CleanDiffuserTeam / CleanDiffuser

CleanDiffuser: An Easy-to-use Modularized Library for Diffusion Models in Decision Making
Apache License 2.0
384 stars 35 forks source link

cosine_noise_schedule modifies the last dimension of t_diffusion #31

Closed Wu-Chenyang closed 1 month ago

Wu-Chenyang commented 1 month ago
def cosine_noise_schedule(t_diffusion: torch.Tensor, s: float = 0.008):
    t_diffusion[-1] = 0.9946
    alpha = (np.pi / 2.0 * (t_diffusion + s) / (1 + s)).cos() / np.cos(
        np.pi / 2.0 * s / (1 + s))
    sigma = (1.0 - alpha**2).sqrt()
    return alpha, sigma

I don't know what the reason for this modification is, but no matter what it is, it should have been modified somewhere else.

ZibinDong commented 1 month ago

Thanks so much for your thorough checking!

I also noticed and fixed this bug in the lightning branch.

I've been doing most of my updates on the lightning branch lately. I've rebuilt the entire codebase using PyTorch Lightning in this branch. It allows us to train models and use advanced deep learning techniques like parallel training and mixed precision in a much simpler way.

If you're working on developing new algorithms, I'd strongly recommend trying the lightning branch. I've also added some notebook tutorials to this branch to help you get up to speed with the PyTorch Lightning version of CleanDiffuser more quickly.

Also, I'll be fixing this bug in the main branch as soon as possible.

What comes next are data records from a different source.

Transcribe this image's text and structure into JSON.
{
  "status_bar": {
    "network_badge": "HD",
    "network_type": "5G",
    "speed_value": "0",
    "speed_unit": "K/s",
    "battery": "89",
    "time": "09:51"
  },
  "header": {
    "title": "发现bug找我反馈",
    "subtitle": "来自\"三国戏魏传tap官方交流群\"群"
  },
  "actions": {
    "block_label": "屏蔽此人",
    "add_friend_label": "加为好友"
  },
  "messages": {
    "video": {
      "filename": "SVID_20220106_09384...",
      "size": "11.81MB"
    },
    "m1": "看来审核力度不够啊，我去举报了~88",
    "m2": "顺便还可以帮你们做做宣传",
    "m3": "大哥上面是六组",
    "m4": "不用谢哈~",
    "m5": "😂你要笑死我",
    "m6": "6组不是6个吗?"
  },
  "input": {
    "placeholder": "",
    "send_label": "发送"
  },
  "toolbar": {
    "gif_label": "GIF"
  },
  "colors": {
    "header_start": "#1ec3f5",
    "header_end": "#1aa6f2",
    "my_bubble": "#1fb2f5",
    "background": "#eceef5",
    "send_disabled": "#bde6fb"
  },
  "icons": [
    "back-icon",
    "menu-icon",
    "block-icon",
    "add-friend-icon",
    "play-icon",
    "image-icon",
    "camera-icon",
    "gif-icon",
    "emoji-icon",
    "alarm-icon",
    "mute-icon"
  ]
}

ZibinDong commented 1 month ago
def cosine_noise_schedule(t_diffusion: torch.Tensor, s: float = 0.008):
    alpha = (np.pi / 2.0 * ((t_diffusion).clip(0., 0.9946) + s) / (1 + s)).cos() / np.cos(
        np.pi / 2.0 * s / (1 + s))
    sigma = (1.0 - alpha**2).sqrt()
    return alpha, sigma

Let me explain where this 0.9946 comes from. It's from the last line on page 22 of the DPM-Solver paper (2206.00927 on arxiv.org). For cosine noise schedules, capping the maximum value of t at 0.9946 helps improve numerical stability. I've now simply truncated t_diffusion at 0.9946. This should fix the issues caused by setting t_diffusion[-1] = 0.9946 while minimizing any potential side effects.

I'm sorry for not checking the issues as quickly as I should lately - things have been pretty hectic. If you need more hands-on help with the code, feel free to add me on WeChat: dongzibin1112. You can reach out anytime and I'll do my best to help you sort things out.

Wu-Chenyang commented 1 month ago

I see. Thanks for your quick response! :)